Cinéma

Selon «Zootopie», l’animal est un animal sociable

Disney imagine une société dans laquelle nos amies les bêtes à poil vivent en paix

«Le loup et l’agneau paîtront ensemble Le lion, comme le boeuf, mangera de la paille». Esaïe l’a prophétisé, Zootopie l’accomplit. Les instincts carnassiers ont été éradiqués. La panthère et le panda, le tigre et la gazelle déjeunent ensemble au restaurant vegan et ça ressemble au paradis sur terre. Ce qui n’empêche pas quelques menus larcins tels l’excès de vitesse au volant, le vol de géranium ou l’arnaque au sorbet.
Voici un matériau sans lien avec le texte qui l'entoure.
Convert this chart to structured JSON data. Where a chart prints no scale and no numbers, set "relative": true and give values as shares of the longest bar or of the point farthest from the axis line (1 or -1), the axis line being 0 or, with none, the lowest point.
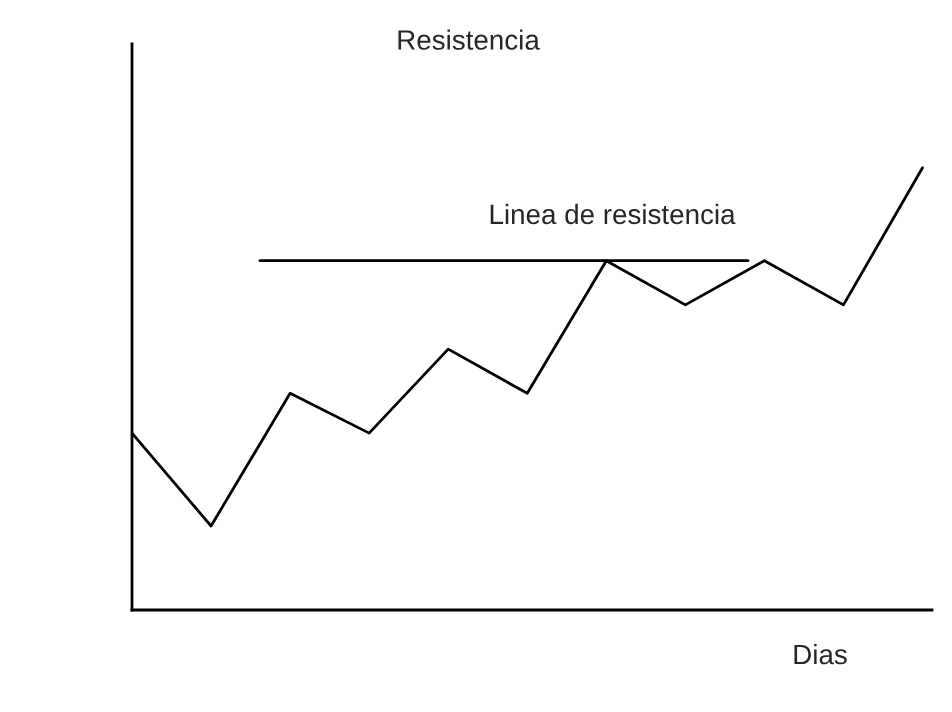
{
  "chart_data": {
    "type": "line",
    "title": "Resistencia",
    "xlabel": "Dias",
    "relative": true,
    "categories": [
      null,
      null,
      null,
      null,
      null,
      null,
      null,
      null,
      null,
      null,
      null
    ],
    "series": [
      {
        "color": "#000000",
        "values": [
          0.4,
          0.19,
          0.49,
          0.4,
          0.59,
          0.49,
          0.79,
          0.69,
          0.79,
          0.69,
          1.0
        ]
      }
    ],
    "ref_lines": [
      {
        "axis": "y",
        "value": 0.79,
        "label": "Linea de resistencia",
        "color": "#000000",
        "line_style": "solid"
      }
    ],
    "legend": false,
    "marker": "none",
    "line_style": "solid"
  }
}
Née à la campagne dans une famille (nombreuse!) de lapins cultivateurs de carottes, Judy Hopps a toujours voulu devenir policière. Reçue à l’académie, elle prend le train pour la grande ville: à nous deux Zootopie! La provinciale doit déchanter. Seule femme et seul petit rongeur dans une brigade composée majoritairement de rhinocéros, d’éléphants et de buffles, elle est affectée aux parcmètres. Il va falloir lutter pour faire sa place au soleil. Par chance elle peut compter sur P. Nick Wilde, un fin renard beau parleur.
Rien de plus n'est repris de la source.